Thursday, December 10, 2009

My Love Affair (With Research)

Like many of the Pens, I'm a reformed academic. I've always been into research. REALLY into research.

I don't mean the kind of research you can do at the computer (not romantic enough). Or the kind that requires studying volumes of data (not engaging enough). Or the kind that needs rigorous analysis of original research (not tangible enough for me to wrap my head around in the humanities and social sciences).

I'm talking about hanging out under the gothic arches of the reading rooms in old libraries; venturing off the beaten path when visiting a foreign city; reading the inscriptions on weathered, ivy-covered gravestones.

Notice a pattern there? None of my favorite kinds of research were especially helpful for a real life PhD.

But my kind of research is much more fun.

Around the time I spent a semester of graduate school at the University of Bath in England (studying comparative social policy, thank you very much), I realized that although I loved research, I didn't love what I was supposed to do with it.

I gave up research for my day job, but it didn't make its way out of my life.

I wonder about all sorts of things I come across:

What if a painting scholars had always assumed represented a fictional event turned out to be a true depiction of a long-lost treasure? That's one of the threads that comes together in my first mystery.

And those famous Roman Baths in Bath?
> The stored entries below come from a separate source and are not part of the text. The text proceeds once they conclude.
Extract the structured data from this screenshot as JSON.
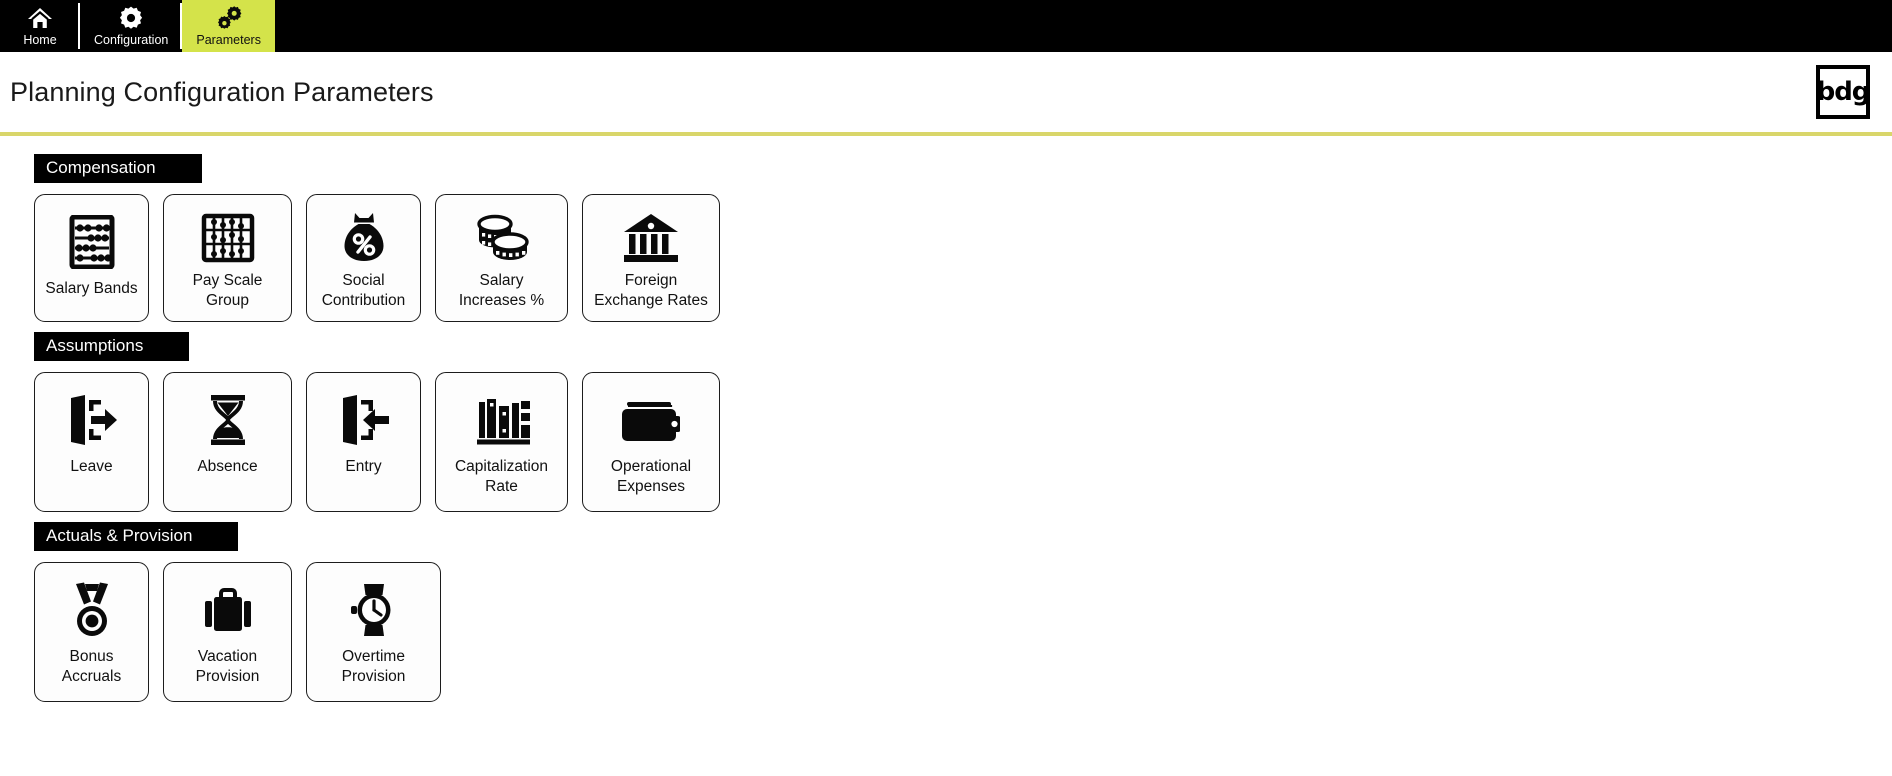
{
  "nav": {
    "items": [
      {
        "id": "home",
        "label": "Home",
        "icon": "home-icon",
        "active": false
      },
      {
        "id": "configuration",
        "label": "Configuration",
        "icon": "gear-icon",
        "active": false
      },
      {
        "id": "parameters",
        "label": "Parameters",
        "icon": "gears-icon",
        "active": true
      }
    ]
  },
  "header": {
    "title": "Planning Configuration Parameters",
    "logo_text": "bdg"
  },
  "colors": {
    "nav_background": "#000000",
    "active_tab": "#d4e34a",
    "header_rule": "#d9d66a",
    "section_bar": "#000000",
    "tile_border": "#1c1c1c",
    "page_background": "#ffffff"
  },
  "sections": [
    {
      "id": "compensation",
      "title": "Compensation",
      "tiles": [
        {
          "id": "salary-bands",
          "label": "Salary Bands",
          "icon": "abacus-vertical-icon"
        },
        {
          "id": "pay-scale-group",
          "label": "Pay Scale Group",
          "icon": "abacus-grid-icon"
        },
        {
          "id": "social-contribution",
          "label": "Social\nContribution",
          "icon": "money-bag-percent-icon"
        },
        {
          "id": "salary-increases",
          "label": "Salary\nIncreases %",
          "icon": "coins-stack-icon"
        },
        {
          "id": "foreign-exchange-rates",
          "label": "Foreign\nExchange Rates",
          "icon": "bank-icon"
        }
      ]
    },
    {
      "id": "assumptions",
      "title": "Assumptions",
      "tiles": [
        {
          "id": "leave",
          "label": "Leave",
          "icon": "door-exit-icon"
        },
        {
          "id": "absence",
          "label": "Absence",
          "icon": "hourglass-icon"
        },
        {
          "id": "entry",
          "label": "Entry",
          "icon": "door-enter-icon"
        },
        {
          "id": "capitalization-rate",
          "label": "Capitalization\nRate",
          "icon": "books-icon"
        },
        {
          "id": "operational-expenses",
          "label": "Operational\nExpenses",
          "icon": "wallet-icon"
        }
      ]
    },
    {
      "id": "actuals-provision",
      "title": "Actuals & Provision",
      "tiles": [
        {
          "id": "bonus-accruals",
          "label": "Bonus Accruals",
          "icon": "medal-icon"
        },
        {
          "id": "vacation-provision",
          "label": "Vacation\nProvision",
          "icon": "suitcase-icon"
        },
        {
          "id": "overtime-provision",
          "label": "Overtime\nProvision",
          "icon": "watch-icon"
        }
      ]
    }
  ]
}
I've got a great scene set in that place--now I just need to write a book to go with it...

When I received a writers' grant to be put to use finishing my first mystery novel, I bought a plane ticket to London and got myself a readers pass to do research in the British Library reading rooms.

(Those rooms are more secure than the flight to get you to London: multiple forms of ID, no bags, no pens, no food or drink, and no cameras--thus my sketch of the reading room where the British East India Company's India Office Records are kept, at left).

Once I got in, my fictional characters had a field day with the ideas I thought up in that reading room.

After I came up with what I wanted to happen, I consulted with historians to make sure the plot was plausible. Luckily, with only a couple tweaks, it was.



Shelby said...

That describes my to a 't'.. but I haven't flown to London yet.

Unknown said...

Man, I can't wait to read your first novel, it sounds intriguing!

I went to Bath with a friend, but everyone in that region was wildly snobby to us. Not a pleasant memory, except for the cool underground Roman tile (Julie knows the fancy name for lots of little tiles, I knew that word two weeks ago...).

Anyway, it's no wonder fascist regimes round up the writers as one of the first orders of business. We're always poking our noses into things that others are content to leave alone :)

Juliet Blackwell said...

I think that's true, Mysti. I once heard Barbara Kingsolver talk, and she said she thought the reason most fiction writers were liberal was that they spend so much of their time trying to get into other people's heads, placing themselves in other time, places, and situations. It breeds great compassion -- and nosiness!
Oh, and name? Mosaics? I do love me some Roman mosaics!

Sophie Littlefield said...

I have *always* wanted to keep a notebook of sketches for research. I even tried it once...on vacation...I wanted to be like those explorers with notebooks full of leaves and birds and maps - and I ended up writing stories ideas instead! A waste of good drawing paper, but story ideas are never wasted, even if all they do is roll around in one's head...

Gigi Pandian said...

Mysti -- I'm so sorry you had a bad time in Bath! Since I was a student while there, I mostly hung out at the university and the pubs, but I still think you should give it another chance.

Sophie -- I love it when my notebooks end up with sketches, but since I'm a better photographer than illustrator, I'm generally lazy and stick to snapping photos ;)

L.G.C. Smith said...

Great post, Gigi. I can't think of a better place to go for research than the British Library.

Mysti, Bath seems a little snooty to me, too, as does the whole area thereabouts, but I don't think it's personal. You know the English. Their social skills can seem underdeveloped some days. Gigi's right, it's well worth a second chance. I love the Roman Baths. They loom large in my visions of Roman Britain. Gigi, have you written your scene set there yet? I'd love to see how you interpreted the place.

Gigi Pandian said...

The Roman Baths scene is only written in NaNoWriMo form so far (i.e. not fit for eyes other than mine until I revise a bit). It was such a fun caper that I can't wait to get back to it.

Dana Fredsti said...

Sigh... a grant and a trip to England? Gigi, you're already living an adventure! I can't wait to read your book!